The terms: The round also included funding from venture capital firms HCVC and E2MC, which participated in the company’s earlier seed and extension fundraising efforts. Under the deal, Ullas Naik, founder and general partner of Streamlined Ventures, will also join Antaris’ board of directors.
Antaris 101: The California-based startup offers a platform that can design satellites for a wide variety of applications from communications and imaging platforms to climate change and military intelligence, slashing the time it takes for companies to get to orbit.
The Antaris SaaS platform manages each satellite from conception to decommission, and its True Twin platform, which creates a digital twin of each satellite that can simulate software updates before its real-life counterpart gets them, can reduce costly malfunctions.

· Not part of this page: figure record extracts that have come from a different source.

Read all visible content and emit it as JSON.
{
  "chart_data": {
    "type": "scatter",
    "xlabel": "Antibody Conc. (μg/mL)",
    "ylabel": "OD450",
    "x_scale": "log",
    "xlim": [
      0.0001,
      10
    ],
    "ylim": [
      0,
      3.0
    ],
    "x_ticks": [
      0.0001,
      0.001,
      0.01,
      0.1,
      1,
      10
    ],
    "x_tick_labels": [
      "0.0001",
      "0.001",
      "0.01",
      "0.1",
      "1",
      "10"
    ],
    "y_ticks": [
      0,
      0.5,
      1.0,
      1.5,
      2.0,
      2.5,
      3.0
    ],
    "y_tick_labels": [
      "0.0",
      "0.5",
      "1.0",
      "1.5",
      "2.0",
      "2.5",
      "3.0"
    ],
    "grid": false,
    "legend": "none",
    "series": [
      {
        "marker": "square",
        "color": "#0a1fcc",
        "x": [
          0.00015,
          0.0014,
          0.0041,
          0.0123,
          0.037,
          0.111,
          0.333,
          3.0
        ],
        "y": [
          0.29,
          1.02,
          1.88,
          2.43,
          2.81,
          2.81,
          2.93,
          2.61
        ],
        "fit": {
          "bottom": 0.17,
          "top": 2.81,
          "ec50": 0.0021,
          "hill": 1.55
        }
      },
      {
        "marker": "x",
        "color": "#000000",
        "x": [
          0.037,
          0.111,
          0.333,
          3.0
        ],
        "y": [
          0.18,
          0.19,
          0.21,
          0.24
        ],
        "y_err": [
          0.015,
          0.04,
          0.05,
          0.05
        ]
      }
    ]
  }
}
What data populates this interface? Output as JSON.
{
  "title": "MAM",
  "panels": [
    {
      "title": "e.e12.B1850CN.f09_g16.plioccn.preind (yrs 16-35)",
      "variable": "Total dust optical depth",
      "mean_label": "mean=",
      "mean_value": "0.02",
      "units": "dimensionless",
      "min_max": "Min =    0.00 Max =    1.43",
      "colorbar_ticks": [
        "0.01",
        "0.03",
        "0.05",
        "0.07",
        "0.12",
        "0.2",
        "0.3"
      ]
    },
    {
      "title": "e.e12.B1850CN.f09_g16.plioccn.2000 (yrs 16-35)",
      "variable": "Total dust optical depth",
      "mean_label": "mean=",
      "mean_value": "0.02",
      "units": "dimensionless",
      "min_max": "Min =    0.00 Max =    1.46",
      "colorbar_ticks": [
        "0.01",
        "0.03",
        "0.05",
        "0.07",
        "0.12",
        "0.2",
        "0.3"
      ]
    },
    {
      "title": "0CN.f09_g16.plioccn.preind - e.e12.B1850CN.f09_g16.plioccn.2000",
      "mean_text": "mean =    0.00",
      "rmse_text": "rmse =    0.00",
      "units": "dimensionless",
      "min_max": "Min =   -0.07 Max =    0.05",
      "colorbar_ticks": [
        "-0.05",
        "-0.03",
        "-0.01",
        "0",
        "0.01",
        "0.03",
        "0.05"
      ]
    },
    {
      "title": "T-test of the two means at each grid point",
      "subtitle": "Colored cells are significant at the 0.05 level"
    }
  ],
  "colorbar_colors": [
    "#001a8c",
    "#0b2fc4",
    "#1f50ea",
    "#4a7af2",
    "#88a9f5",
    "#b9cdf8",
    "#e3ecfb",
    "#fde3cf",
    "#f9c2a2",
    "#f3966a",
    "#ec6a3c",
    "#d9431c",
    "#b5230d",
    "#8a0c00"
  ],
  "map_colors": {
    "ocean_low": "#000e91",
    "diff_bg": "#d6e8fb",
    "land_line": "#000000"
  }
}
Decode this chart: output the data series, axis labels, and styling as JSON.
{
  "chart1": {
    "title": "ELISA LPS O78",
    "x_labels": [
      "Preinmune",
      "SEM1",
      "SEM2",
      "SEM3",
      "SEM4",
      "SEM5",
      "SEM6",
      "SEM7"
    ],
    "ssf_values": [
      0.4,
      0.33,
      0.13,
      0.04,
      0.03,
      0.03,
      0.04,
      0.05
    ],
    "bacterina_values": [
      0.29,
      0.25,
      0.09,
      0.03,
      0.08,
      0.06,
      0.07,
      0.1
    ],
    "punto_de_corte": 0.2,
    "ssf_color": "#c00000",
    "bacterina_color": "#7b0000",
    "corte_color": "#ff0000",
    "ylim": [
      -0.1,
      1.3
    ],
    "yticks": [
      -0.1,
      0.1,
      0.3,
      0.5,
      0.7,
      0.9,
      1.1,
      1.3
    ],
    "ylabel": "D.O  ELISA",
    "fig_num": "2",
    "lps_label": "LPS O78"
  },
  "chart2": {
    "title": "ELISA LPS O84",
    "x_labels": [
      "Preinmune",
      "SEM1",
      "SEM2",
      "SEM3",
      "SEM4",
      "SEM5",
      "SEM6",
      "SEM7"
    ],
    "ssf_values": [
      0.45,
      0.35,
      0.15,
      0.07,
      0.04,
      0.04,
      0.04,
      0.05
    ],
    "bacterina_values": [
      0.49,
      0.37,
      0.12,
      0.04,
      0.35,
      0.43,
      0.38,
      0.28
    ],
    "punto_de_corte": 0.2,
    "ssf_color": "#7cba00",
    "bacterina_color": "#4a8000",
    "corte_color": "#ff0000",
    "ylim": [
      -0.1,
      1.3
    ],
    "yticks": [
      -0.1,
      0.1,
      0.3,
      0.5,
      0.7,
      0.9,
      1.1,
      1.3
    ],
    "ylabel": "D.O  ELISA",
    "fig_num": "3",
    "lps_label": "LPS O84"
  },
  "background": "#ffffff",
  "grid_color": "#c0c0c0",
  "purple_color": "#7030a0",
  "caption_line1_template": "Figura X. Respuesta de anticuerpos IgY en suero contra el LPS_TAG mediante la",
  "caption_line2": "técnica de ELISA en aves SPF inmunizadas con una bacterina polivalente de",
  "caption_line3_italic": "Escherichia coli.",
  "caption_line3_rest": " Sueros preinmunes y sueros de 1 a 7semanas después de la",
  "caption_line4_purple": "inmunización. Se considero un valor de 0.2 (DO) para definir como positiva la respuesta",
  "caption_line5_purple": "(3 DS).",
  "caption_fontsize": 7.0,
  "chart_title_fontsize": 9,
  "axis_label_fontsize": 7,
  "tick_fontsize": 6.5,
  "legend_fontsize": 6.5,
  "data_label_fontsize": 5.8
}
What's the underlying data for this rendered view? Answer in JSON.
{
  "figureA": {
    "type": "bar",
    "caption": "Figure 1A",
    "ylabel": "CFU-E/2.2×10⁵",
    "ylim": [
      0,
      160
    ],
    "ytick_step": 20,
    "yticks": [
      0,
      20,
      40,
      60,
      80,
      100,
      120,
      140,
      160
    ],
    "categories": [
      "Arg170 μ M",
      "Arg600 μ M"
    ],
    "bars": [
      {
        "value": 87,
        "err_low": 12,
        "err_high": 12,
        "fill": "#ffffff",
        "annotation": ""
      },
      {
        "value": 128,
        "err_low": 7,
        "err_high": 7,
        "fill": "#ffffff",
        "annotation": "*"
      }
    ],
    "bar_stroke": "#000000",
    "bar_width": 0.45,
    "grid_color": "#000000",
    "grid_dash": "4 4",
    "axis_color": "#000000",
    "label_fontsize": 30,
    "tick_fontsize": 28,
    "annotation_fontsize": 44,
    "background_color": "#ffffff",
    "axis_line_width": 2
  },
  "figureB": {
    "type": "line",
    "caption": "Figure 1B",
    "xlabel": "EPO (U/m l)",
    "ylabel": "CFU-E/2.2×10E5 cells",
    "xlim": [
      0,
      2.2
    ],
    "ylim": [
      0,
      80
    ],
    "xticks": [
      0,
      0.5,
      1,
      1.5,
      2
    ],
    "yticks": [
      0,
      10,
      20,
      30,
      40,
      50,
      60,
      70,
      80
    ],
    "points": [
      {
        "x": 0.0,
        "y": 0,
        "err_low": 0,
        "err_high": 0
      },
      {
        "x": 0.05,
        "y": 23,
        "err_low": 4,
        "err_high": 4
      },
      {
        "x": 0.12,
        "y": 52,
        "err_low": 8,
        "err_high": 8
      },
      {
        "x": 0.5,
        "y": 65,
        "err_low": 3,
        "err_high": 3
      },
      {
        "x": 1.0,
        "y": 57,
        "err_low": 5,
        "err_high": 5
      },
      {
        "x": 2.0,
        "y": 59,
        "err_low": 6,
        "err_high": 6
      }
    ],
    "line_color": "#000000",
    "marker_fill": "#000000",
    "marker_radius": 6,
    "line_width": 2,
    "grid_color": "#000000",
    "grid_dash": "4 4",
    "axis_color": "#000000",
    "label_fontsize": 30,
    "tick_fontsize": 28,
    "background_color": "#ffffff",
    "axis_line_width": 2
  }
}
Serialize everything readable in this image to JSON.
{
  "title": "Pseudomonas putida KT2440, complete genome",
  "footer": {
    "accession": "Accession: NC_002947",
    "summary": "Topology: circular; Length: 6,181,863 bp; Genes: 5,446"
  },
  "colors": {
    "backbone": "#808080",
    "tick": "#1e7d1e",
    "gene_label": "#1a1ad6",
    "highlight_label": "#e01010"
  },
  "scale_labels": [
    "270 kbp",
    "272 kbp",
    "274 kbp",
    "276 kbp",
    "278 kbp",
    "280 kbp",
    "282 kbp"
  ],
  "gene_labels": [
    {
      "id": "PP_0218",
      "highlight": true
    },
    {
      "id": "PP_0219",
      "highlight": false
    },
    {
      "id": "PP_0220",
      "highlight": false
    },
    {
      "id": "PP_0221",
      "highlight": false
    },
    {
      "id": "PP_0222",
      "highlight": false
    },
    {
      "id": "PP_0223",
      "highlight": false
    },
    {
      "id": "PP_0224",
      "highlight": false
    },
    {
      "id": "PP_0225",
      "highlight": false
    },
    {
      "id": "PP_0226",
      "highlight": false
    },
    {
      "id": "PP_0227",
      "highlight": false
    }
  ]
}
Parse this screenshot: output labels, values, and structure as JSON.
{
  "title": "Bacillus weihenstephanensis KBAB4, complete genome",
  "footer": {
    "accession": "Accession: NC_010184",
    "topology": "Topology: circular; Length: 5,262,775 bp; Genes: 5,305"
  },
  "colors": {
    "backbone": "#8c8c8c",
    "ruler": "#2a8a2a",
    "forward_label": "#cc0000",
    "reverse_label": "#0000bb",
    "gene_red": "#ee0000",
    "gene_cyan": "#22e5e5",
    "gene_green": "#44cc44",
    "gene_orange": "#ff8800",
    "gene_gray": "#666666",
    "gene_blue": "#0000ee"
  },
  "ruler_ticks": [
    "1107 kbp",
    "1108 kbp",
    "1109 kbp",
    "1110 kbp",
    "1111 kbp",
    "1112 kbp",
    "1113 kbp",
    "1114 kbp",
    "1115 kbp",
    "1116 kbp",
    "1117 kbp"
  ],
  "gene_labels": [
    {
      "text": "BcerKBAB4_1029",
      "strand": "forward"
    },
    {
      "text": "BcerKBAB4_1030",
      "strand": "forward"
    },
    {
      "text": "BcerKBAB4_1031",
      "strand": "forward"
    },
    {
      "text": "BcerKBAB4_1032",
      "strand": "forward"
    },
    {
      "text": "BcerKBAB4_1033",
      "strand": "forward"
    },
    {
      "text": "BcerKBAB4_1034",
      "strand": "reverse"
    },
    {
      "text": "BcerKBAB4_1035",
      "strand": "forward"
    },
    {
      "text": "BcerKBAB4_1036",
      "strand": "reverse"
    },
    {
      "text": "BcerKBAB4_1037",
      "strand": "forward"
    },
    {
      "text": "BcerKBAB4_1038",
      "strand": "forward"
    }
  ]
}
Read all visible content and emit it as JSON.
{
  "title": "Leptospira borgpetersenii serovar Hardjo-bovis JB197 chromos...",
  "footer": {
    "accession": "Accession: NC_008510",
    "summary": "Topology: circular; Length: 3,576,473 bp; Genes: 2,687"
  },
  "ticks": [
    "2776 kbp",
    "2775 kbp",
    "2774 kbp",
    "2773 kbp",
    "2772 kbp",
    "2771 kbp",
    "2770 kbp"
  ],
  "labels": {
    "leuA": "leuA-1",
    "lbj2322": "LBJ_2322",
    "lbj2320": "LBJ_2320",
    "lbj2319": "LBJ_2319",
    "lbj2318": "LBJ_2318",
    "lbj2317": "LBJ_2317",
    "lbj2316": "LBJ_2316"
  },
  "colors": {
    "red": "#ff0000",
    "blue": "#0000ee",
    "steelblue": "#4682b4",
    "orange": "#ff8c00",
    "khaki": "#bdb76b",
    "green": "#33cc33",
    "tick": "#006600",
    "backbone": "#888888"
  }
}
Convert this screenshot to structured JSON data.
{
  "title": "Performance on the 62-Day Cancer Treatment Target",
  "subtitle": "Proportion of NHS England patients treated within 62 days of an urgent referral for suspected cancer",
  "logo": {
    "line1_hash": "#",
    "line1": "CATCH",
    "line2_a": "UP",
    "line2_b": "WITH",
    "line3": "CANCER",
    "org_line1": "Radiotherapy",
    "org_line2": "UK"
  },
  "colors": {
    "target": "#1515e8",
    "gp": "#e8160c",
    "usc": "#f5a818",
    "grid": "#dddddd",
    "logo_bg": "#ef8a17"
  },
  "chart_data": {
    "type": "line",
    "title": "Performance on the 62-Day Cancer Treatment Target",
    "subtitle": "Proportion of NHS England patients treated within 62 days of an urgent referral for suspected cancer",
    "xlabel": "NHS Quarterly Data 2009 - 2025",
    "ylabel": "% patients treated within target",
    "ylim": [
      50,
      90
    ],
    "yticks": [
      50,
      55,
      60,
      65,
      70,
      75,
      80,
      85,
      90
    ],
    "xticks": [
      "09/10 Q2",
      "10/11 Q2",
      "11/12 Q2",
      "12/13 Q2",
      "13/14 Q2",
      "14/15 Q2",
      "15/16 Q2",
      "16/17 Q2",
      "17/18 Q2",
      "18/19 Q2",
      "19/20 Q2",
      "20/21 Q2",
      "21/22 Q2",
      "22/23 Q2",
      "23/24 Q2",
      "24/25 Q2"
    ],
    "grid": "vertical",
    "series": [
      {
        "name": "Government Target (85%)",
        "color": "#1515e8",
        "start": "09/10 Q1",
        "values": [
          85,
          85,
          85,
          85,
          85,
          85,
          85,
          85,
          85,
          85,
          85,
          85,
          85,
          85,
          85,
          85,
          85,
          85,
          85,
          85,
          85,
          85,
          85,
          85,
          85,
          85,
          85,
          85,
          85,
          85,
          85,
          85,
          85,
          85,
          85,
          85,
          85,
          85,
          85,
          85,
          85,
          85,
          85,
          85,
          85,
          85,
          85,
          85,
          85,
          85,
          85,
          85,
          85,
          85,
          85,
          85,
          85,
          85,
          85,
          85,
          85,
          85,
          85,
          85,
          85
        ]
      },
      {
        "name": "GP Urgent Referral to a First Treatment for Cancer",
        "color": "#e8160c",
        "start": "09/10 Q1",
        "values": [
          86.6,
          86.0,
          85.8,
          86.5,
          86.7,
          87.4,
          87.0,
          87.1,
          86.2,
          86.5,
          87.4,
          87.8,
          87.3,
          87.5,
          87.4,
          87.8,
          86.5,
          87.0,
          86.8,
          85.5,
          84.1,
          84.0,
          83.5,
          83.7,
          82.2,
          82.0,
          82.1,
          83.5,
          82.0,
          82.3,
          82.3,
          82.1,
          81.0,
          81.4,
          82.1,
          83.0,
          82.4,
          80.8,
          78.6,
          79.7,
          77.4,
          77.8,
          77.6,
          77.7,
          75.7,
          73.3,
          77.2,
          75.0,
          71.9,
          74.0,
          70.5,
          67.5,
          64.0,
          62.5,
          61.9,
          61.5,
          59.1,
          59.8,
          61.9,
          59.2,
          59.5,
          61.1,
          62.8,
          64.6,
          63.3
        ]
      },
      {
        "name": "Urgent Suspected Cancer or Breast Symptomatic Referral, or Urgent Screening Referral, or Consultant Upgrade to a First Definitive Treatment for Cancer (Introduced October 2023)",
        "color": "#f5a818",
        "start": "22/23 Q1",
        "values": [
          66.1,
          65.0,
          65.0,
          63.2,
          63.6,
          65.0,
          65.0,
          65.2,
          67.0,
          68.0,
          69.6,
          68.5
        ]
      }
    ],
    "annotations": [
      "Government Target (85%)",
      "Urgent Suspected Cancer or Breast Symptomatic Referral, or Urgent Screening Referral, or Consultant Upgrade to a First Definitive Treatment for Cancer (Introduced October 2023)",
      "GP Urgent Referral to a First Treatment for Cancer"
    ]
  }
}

Antaris started in 2022 with the goal of creating a company that can build and operate satellites at scale. The company has inked deals with the likes of Phantom Space Corporation, Morpheus Space, Ananth Technologies Limited, and DoD SBIR.
Bringing SaaS to space: If the SaaS and digital twin applications sound familiar, that’s because they are. Scalable end-to-end technology has been at the forefront of the SaaS-heavy enterprise world, where digital twins and modular solutions have been the building blocks for every security, cloud, and data analytics platform we know and love today.
“Antaris is the first company we’ve seen that is committed to building a pure-play software and SaaS company to support satellites and space data networking,” Naik said in a statement. “This platform is game-changing for anyone looking to put a satellite into orbit or to operate satellite constellations.”